La primera prueba de fuego
El núcleo del Mark-IV zumbaba con una frecuencia que me hacía vibrar los dientes. No era el ronroneo metálico de un motor viejo; era un grito de alta tensión, una firma energética que, en cualquier otro hangar de la Academia, habría disparado los protocolos de seguridad de inmediato.
—Kael, detente —susurró Elena desde la penumbra, con la mano temblando sobre el interruptor de emergencia—. Si el Enforcer detecta el rastro del módulo, no solo nos confiscarán el chasis. Nos borrarán del registro.
Ignoré el miedo que me helaba la nuca. Conecté el último cable de derivación, sintiendo cómo la aleación negra del prototipo se fusionaba con el sistema nervioso del Mark-IV. El medidor de radiación en mi consola parpadeó en rojo, marcando un pico de energía clase-D. Era una locura, pero era mi única oportunidad. Sin esta mejora, el Mark-IV era chatarra; con ella, era un arma.

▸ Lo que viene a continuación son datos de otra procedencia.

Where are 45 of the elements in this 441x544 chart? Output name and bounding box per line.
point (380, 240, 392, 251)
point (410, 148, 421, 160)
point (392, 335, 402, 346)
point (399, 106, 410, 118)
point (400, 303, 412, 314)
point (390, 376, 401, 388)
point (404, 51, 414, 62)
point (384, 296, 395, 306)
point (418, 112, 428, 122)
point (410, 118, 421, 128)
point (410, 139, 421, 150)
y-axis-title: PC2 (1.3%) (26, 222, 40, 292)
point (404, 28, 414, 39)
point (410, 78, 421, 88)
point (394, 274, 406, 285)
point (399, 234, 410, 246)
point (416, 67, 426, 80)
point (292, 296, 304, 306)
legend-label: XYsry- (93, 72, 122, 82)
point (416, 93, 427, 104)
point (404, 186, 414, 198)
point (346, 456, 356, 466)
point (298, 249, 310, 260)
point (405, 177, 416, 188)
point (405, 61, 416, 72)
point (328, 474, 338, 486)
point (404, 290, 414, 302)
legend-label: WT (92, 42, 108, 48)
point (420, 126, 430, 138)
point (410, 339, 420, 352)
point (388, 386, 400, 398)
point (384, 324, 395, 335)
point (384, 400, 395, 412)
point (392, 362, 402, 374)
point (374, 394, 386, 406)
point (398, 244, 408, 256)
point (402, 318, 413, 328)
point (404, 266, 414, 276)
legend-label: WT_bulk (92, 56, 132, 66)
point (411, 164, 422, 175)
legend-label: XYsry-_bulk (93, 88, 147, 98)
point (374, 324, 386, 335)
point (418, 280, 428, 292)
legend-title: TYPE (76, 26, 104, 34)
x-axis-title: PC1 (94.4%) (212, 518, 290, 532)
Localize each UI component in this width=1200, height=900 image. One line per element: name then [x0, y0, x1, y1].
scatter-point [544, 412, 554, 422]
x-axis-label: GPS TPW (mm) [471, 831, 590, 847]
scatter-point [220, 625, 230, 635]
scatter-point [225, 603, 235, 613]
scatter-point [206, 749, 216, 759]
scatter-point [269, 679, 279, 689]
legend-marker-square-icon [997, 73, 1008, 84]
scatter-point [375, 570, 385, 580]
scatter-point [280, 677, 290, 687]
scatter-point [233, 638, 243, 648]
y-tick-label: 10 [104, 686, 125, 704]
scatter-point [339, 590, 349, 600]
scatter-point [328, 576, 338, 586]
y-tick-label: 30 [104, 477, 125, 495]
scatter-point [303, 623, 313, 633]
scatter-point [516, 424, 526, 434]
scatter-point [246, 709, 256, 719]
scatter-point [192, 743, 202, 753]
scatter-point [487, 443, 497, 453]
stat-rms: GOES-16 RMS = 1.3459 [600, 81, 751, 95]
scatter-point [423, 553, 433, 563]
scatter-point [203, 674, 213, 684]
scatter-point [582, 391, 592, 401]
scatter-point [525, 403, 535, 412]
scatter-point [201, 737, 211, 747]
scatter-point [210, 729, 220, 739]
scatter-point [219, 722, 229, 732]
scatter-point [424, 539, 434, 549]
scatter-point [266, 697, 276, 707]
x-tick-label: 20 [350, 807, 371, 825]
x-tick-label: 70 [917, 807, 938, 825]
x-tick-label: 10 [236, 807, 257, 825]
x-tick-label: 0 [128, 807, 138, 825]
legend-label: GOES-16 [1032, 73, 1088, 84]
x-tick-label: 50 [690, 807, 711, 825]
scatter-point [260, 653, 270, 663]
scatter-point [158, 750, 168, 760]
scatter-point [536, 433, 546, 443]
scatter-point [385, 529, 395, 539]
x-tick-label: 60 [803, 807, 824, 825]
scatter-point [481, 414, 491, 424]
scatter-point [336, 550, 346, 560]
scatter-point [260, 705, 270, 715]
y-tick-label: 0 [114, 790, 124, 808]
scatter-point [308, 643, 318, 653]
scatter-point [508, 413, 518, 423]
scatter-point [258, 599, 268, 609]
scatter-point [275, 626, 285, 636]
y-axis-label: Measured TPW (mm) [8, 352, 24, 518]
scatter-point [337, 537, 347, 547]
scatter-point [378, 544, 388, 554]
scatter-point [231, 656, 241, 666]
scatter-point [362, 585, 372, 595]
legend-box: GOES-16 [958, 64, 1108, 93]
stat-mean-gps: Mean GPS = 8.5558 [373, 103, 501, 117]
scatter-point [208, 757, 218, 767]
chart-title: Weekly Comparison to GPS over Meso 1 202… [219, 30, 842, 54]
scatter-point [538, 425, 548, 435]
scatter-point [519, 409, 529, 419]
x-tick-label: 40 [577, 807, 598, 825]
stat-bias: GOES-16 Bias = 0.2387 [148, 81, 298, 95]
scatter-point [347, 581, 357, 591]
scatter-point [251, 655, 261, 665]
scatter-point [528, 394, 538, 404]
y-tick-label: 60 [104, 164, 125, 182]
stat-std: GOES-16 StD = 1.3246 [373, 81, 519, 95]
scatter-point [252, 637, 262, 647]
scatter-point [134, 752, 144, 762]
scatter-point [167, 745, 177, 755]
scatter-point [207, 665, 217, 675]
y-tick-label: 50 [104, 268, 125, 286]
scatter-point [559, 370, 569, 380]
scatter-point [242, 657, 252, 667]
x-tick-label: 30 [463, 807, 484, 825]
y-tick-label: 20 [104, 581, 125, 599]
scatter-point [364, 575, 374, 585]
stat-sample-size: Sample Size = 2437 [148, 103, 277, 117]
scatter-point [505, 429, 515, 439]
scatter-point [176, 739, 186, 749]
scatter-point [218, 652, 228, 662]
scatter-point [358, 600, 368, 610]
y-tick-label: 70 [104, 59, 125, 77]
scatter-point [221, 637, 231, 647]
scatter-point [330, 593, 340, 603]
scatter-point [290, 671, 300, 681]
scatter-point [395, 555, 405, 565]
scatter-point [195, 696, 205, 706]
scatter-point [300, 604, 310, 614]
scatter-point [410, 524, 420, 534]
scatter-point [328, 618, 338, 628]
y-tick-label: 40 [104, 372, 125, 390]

El estruendo de la esclusa metálica abriéndose cortó el aire. Vane, el Enforcer de turno, entró con paso pesado, sus botas resonando contra el suelo de hormigón. Sus ojos, fríos y expertos, recorrieron el hangar hasta detenerse en mi mecha. El Mark-IV aún exhalaba un calor residual que hacía ondular el aire.
—El sistema de monitoreo ha registrado una anomalía en este sector, Kael —dijo Vane, deteniéndose a pocos metros del chasis—. Un chatarrero como el tuyo no debería ser capaz de generar ni un suspiro de potencia. ¿Qué estás ocultando?
Me interpuse entre él y el núcleo, ocultando mis manos entumecidas tras la espalda. El olor a ozono era insoportable.
—Es el regulador de presión, señor —mentí, manteniendo la voz firme—. Se ha filtrado refrigerante en el conducto secundario. El motor está agonizando; si lo fuerzo un poco más, terminará de fundirse. Es un milagro que aún se mantenga en pie.
Vane entornó los ojos, acercándose al Mark-IV. Pasó una mano enguantada por la superficie rugosa de la armadura. Para vender la mentira, sobrecargué intencionalmente un circuito secundario. Una chispa violenta saltó, seguida de un humo acre y un chirrido agónico del metal. Vane se retiró con una mueca de asco, convencido por el desastre que veía.
—Tienes hasta mañana para presentar este despojo a la auditoría técnica —sentenció Vane, dándose la vuelta—. Si no pasa la prueba de rendimiento, te enviaré personalmente al desguace. No desperdicies mi tiempo otra vez.
En cuanto la esclusa se cerró, el silencio fue más aterrador que el estrépito. Elena se desplomó contra la consola.
—El módulo está drenando la red de la Academia, Kael. Es una baliza. Si no lo extraes, nos encontrarán.
—Si lo saco, el Mark-IV vuelve a ser basura —respondí, mirando el chasis abollado—. Y mañana, seré desguazado junto con él.
Inicié la secuencia de prueba en el simulador. El mecha rugió, superando todos los límites estructurales anteriores. En la pantalla principal, mi nombre —antes una mancha gris en el fondo del ranking— comenzó a escalar posiciones a una velocidad obscena. El sistema de la Academia procesaba los datos, validando mi ascenso.
Pero el costo fue inmediato. Mi terminal vibró frenéticamente. La prueba se había filtrado. Las notificaciones de desafíos de duelo empezaron a inundar mi red privada como una marea roja. Ya no era invisible. Al superar el umbral de eficiencia, mi anonimato había expirado. Cada facción de la academia recibía ahora coordenadas exactas de mi ubicación.
Miré la tabla de posiciones: mi nombre, brillante y desafiante, se consolidaba en el tablero. El Enforcer, que apenas unos minutos antes me despreciaba, se detuvo en el pasillo, mirando directamente hacia mi hangar con una sospecha que ya no podía ocultar. La escalera se había abierto, pero el primer peldaño estaba ardiendo.